Y fue entonces que yo habiendo sido alumna de la EGB y de aquella generación en la que los niños nos hacíamos colega de los virus de las gripes para que no nos afectaran y pudiéramos estar, a pesar siempre del frío, tirados en la calle jugando a la botella, elástico o pelota en lugar de en nuestras casas liados de los mandos de las playstations que pensé si las fábricas de amigos de estas nuevas generaciones, seguían haciendo amigos como los de entonces. Y pensé como los grandes amigos, que siempre son pocos, resisten a todo tipo de tempestades puestas por el tiempo y aunque no, siempre, a nuestros lados físicos, sí siempre con nosotros para lo que nosotros necesitemos y eso es la lealtad a la que aquella generación, sin cables, estábamos acostumbrados.

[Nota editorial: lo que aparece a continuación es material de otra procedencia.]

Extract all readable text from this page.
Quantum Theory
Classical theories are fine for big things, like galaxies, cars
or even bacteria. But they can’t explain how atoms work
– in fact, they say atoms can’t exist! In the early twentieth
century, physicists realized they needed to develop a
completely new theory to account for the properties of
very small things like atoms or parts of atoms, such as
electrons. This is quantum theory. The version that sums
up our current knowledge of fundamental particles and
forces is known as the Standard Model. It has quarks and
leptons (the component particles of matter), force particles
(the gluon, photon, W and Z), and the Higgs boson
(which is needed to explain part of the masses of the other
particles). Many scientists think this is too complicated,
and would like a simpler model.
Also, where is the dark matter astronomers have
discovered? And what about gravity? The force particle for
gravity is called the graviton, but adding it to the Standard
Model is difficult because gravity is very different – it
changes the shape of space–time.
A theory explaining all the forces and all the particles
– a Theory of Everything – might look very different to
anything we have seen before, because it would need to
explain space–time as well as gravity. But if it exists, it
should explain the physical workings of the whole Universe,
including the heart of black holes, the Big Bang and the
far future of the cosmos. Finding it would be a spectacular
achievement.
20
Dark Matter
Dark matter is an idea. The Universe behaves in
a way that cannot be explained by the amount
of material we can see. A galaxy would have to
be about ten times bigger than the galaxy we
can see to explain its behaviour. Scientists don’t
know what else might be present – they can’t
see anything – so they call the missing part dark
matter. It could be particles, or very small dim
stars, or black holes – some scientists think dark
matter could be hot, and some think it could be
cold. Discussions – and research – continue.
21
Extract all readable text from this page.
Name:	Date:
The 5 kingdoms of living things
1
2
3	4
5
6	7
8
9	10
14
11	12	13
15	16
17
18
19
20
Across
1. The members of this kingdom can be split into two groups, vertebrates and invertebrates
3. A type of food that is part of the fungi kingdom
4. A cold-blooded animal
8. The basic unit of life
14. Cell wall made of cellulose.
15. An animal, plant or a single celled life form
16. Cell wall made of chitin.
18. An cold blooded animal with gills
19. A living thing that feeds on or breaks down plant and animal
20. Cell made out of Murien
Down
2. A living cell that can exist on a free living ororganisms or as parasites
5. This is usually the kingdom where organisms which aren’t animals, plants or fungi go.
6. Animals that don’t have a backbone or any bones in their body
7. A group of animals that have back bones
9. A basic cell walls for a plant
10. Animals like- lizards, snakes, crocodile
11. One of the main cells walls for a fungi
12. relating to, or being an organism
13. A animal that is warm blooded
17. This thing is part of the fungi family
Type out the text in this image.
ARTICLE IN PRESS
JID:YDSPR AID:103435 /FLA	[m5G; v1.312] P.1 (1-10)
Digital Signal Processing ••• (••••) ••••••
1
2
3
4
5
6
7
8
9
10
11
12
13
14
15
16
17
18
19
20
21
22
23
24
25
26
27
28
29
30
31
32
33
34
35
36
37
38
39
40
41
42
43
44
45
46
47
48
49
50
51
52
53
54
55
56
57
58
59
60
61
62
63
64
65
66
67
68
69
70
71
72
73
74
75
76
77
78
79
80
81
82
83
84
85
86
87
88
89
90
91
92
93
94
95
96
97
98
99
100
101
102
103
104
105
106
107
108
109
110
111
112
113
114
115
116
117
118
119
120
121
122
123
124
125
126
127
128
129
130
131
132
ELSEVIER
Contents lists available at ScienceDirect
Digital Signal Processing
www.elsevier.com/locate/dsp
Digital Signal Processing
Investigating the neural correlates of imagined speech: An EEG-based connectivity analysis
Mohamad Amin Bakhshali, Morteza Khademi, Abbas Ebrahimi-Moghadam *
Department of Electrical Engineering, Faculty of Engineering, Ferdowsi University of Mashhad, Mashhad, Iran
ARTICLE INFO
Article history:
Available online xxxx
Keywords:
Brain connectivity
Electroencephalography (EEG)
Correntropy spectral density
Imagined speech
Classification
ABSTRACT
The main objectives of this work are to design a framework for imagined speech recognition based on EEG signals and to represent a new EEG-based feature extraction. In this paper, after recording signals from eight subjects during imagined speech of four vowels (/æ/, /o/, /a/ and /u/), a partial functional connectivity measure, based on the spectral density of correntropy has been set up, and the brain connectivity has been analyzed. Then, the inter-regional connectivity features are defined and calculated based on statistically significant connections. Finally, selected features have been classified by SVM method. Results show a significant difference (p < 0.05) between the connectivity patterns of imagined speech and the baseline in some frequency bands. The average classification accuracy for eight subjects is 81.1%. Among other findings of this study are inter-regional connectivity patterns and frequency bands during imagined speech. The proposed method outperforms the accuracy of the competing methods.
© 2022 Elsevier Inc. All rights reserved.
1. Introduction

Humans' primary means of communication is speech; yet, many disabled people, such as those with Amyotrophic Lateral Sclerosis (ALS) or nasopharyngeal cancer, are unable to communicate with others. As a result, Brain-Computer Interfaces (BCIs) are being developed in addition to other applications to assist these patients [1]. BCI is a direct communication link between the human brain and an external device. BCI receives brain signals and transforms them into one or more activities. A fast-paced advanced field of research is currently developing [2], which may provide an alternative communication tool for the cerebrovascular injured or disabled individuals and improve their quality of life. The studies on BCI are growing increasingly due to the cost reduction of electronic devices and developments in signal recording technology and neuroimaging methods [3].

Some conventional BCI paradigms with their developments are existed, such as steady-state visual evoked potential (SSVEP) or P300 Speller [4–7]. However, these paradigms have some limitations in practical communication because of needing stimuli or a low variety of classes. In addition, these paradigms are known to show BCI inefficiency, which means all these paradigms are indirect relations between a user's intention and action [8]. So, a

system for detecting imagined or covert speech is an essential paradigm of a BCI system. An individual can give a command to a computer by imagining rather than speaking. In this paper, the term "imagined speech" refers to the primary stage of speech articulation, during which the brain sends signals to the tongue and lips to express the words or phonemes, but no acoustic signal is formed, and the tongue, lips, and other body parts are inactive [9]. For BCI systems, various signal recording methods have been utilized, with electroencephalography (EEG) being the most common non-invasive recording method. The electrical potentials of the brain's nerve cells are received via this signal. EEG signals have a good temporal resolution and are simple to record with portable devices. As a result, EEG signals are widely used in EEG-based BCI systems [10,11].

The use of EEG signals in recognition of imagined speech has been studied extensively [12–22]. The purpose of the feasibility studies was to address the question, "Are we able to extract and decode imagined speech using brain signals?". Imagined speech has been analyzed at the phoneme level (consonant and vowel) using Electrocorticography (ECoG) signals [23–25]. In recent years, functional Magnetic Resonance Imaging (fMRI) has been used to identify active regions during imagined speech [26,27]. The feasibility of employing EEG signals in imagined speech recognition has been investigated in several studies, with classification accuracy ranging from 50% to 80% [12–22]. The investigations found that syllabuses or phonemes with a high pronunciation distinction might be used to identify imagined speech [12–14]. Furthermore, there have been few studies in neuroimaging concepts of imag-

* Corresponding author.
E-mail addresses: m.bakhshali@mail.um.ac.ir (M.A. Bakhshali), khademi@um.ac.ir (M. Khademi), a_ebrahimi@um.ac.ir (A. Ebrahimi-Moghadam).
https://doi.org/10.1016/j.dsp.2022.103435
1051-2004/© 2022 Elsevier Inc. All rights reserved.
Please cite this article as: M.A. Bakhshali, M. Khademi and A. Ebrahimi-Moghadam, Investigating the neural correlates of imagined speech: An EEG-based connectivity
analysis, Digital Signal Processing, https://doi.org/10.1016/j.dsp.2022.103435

Aquellas tardes de domingo cabreadísima recorriendo todas las calles del pueblo para encontrar a mis amigas que, casualmente, aquel día habían decidido cambiar de sitio; aquellos recreos en los patios del instituto matándonos por coger la palabra para hablar… aquellos maravillosos años sin interrupciones. Entonces, en el metro todavía, y recostándome en el recuerdo maceré una tímida sonrisa con el acompañamiento de emoción bañada en mis ojos vidriados y pensé que este pequeño homenaje, a la simpleza de mención de amigos era, hoy, importante. La voz de megafonía interrumpía la calma en mi interior desvelándome que el fin de mi trayecto se aproximaba. Salí del metro y allí, me esperaba, una grandísima amiga con la que había quedado para tomar un café y a que me ayudara a poner la vida en perspectiva. Me dio una colleja porque me había escrito cien whatsaaps y yo iba sin batería.
Y así es la vida y así se la hemos contado, amigos. Así que me di cuenta de que efectivamente fuéramos quienes fuéramos y de la generación que fuéramos, estábamos guiados por los hilos de las tecnologías y que éramos unos absolutos esclavos de su dependencia. Miré a mi amiga, esbocé una gran sonrisa, le di un abrazo y le dije: «Me alegro de haberme quedado sin batería y poderte decir a la cara que muchísimas gracias por todo lo que haces por mí, muchísimas gracias por existir y que la próxima vez ahórrate la colleja o que sea, al menos, una mijita más floja». Nos abrazamos, nos reímos y continuamos caminando disfrutando de la verdadera esencia de todo aquello que es la pura amistad.